Um apaixonado pela vida e suas várias variáveis.

O impacto de TDD no design

Quem tem utilizado desenvolvimento orientado por testes (TDD) sabe o quanto ele está diretamente ligado a design de código. Um design testável normalmente é um design desacoplado e reutilizável. TDD é muito mais sobre design do que sobre testes.

TDD é uma prática que envolve o desenvolvimento como um todo. Principalmente o design. Há quem diga que a sua última letra, a letra D, deveria significar design e não desenvolvimento. Ou seja, design orientado por testes.

Eu, particularmente, gosto muito dessa idéia. É como ter um design executável. TDD questiona o desenvolvedor freqüentemente sobre questões como princípio da responsabilidade única (SRP) e não se repita (DRY). Trata as violações das práticas de orientação a objetos. E ataca os pontos mais humanos, simplificando o projeto, onde se implementa somente o necessário (YAGNI).

Esses questionamentos são feitos a medida que sentimos a menor dificuldade em testar alguma coisa. Porque eu preciso depender de outro objeto pra testar apenas esse? Será que esse método deveria funcionar quando chamado por ele mesmo? Esse não era pra ser apenas um método de comando? Então porque alterou meu objeto?
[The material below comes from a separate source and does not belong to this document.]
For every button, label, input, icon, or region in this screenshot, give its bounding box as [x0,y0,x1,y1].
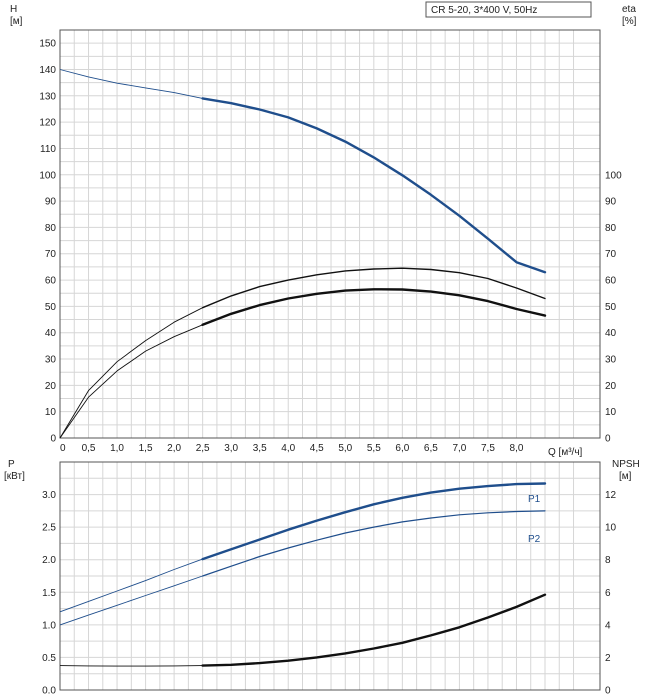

TDD encoraja a testar e verificar cada componente do software independentemente. Isso faz o design emergir de forma extremamente simples e poderoso. Simples por tornar qualquer futura mudança ou manutenção fácil e rápida. Poderoso pela facilidade de extensão com um alto grau de segurança. Como estamos trabalhando com o teste executando a tarefa de um consumidor final e direto, conseguimos alcançar coesão e baixo acoplamento naturalmente. Passo a passo.

Sabemos que a qualidade do design de um software é também relacionada ao conhecimento da equipe de desenvolvimento em relação ao domínio em questão. E TDD também é extremamente influente nesse quesito. Tendo como testes executáveis o primeiro ciclo do desenvolvimento, é no mínimo necessário o desenvolvedor saber o que estará testando e onde ele quer chegar. É ele quem vai desenvolver os critérios de aceitação.

É impossível praticar TDD sem refatoração constante. E esse é o ponto-chave. Usufruindo dos ciclos de refatoração estamos a todo o momento focado no design. Coisa que não acontece em um fluxo tradicional de desenvolvimento.

Engana-se aquele que afirma que TDD não é produtivo. Muito pelo contrário. Por mais que em um primeiro momento o pareça improdutivo, definitivamente ele não é. No momento que focamos no design, e somente no que é essencial já estamos garantindo baixo desperdício. Sem contar que com todo o nosso código coberto por testes, evitamos aquelas longas sessões de depuração. E claro, sem falar no design. Legível, flexível, simples, eficiente, cuidadoso… De fácil manutenção. Quer algo mais produtivo? Sem contar que estamos movendo naturalmente para a idéia de zero defeito. E quanto mais defeitos mais retrabalho.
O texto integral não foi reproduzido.